低头一瞧,沙地上到处摆着人的骸骨,四肢俱全,还穿着衣服,就是脑袋和身躯分了家。铁郎定定神,拾起骷镂说:“这是什么?……这骸骨不是化石,这是人类的头盖骨呀!”他看来看去,对着残骸叹息道:“你们是怎样丢掉脑袋的?多么悲惨呵!脑袋搬家,是传说故事中才有的呀!古时候,给活着的人,象这么一刀……”铁郎抡起手掌,好象用刀砍头,龇牙咧嘴,比着自己的脖子。
“嘣!”一颗石子从岩壁上掉下来,落在他的头上。他抬头看去,岩石顶上刀光闪烁,一个身躯高大的人站在那里。铁郎大吃一惊,瞠目张嘴地愣住了。
那人一头金黄的头发,遮住了面孔,从头发缝中露出一只恶狠狠的眼睛,身穿草黄色夹克和马裤,脚穿黑色长统皮靴,腰缠皮带,挂着手枪皮套,手上戴着白色手套,提着一把马刀,刀把上挂着金线织的穗子。铁郎乍一见,竟疑心自己遇到古代的日本战士了。因为古代才用这种武器:长长的马刀。只听那战士大喝道“年轻人!你也想偷化石吗?”随即挥动马刀,跳下岩壁,吼叫如雷:“我叫你也变成这些骸骨!”

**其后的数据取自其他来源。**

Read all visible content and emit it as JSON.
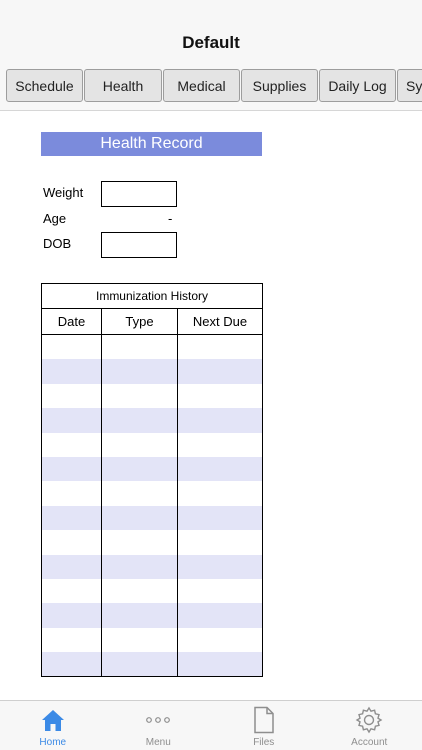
{
  "navbar": {
    "title": "Default"
  },
  "tabs": [
    {
      "label": "Schedule"
    },
    {
      "label": "Health"
    },
    {
      "label": "Medical"
    },
    {
      "label": "Supplies"
    },
    {
      "label": "Daily Log"
    },
    {
      "label": "Sy"
    }
  ],
  "health": {
    "header": "Health Record",
    "weight_label": "Weight",
    "weight_value": "",
    "age_label": "Age",
    "age_value": "-",
    "dob_label": "DOB",
    "dob_value": ""
  },
  "immunization": {
    "title": "Immunization History",
    "columns": [
      "Date",
      "Type",
      "Next Due"
    ],
    "rows": 14,
    "stripe_color": "#e3e4f7"
  },
  "colors": {
    "accent": "#3b8ae6",
    "header_bg": "#7b8bdc"
  },
  "tabbar": [
    {
      "label": "Home",
      "icon": "home-icon",
      "active": true
    },
    {
      "label": "Menu",
      "icon": "more-dots-icon",
      "active": false
    },
    {
      "label": "Files",
      "icon": "file-icon",
      "active": false
    },
    {
      "label": "Account",
      "icon": "gear-icon",
      "active": false
    }
  ]
}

天呀!这些骸骨原来是他砍杀的!只见他双手握刀,举得高高的,赶过沙地来,看样子决心要把铁郎劈成两半。铁郎本来是个勇敢的孩子,但这时却慌了手脚,嚷道:“糟啦!我忘了带枪来!”雪亮的刀锋在空中闪烁着,铁郎吓得魂灵出窍,没命地逃跑。坎坷不平的石刻地面,使他磕磕绊绊,连连跌筋斗。他瞪着眼睛连声喊:“哎呀!哎呀!哎呀!”
“死了就没有痛苦了!”那位战士喝道:“不要闹嚷,愚蠢的东西!”刀光闪烁,在空中划了一道弧线,“喳!”一刀劈倒了铁郎,那件灰色的斗篷,从背后破裂成两片。
待到梅蒂儿赶到时,那位战士已经无影无踪了。
她把铁郎背回去,放在列车医务室的手术台上。铁郎挨那一刀,幸亏斗篷飘过来挡一下,只在背脊上斜斜地留一条口子。他还活着。梅蒂儿权充外科医生,替他缝合伤口,车长站在一旁观着。皮肉上的针脚有长有短,有稀有密,好象缝破口袋一样。“哎哟!哎哟!哎哟!”铁郎不住声地叫痛。
“男子汉,就要忍耐一下。”梅蒂儿一面缝,一面安慰道,“铁郎,我尽量不打结子,跟二十世纪砍伤的缝合方法一样。虽然我用旧式方法给你缝合,却能医治得你既不痛,又不留疤痕。”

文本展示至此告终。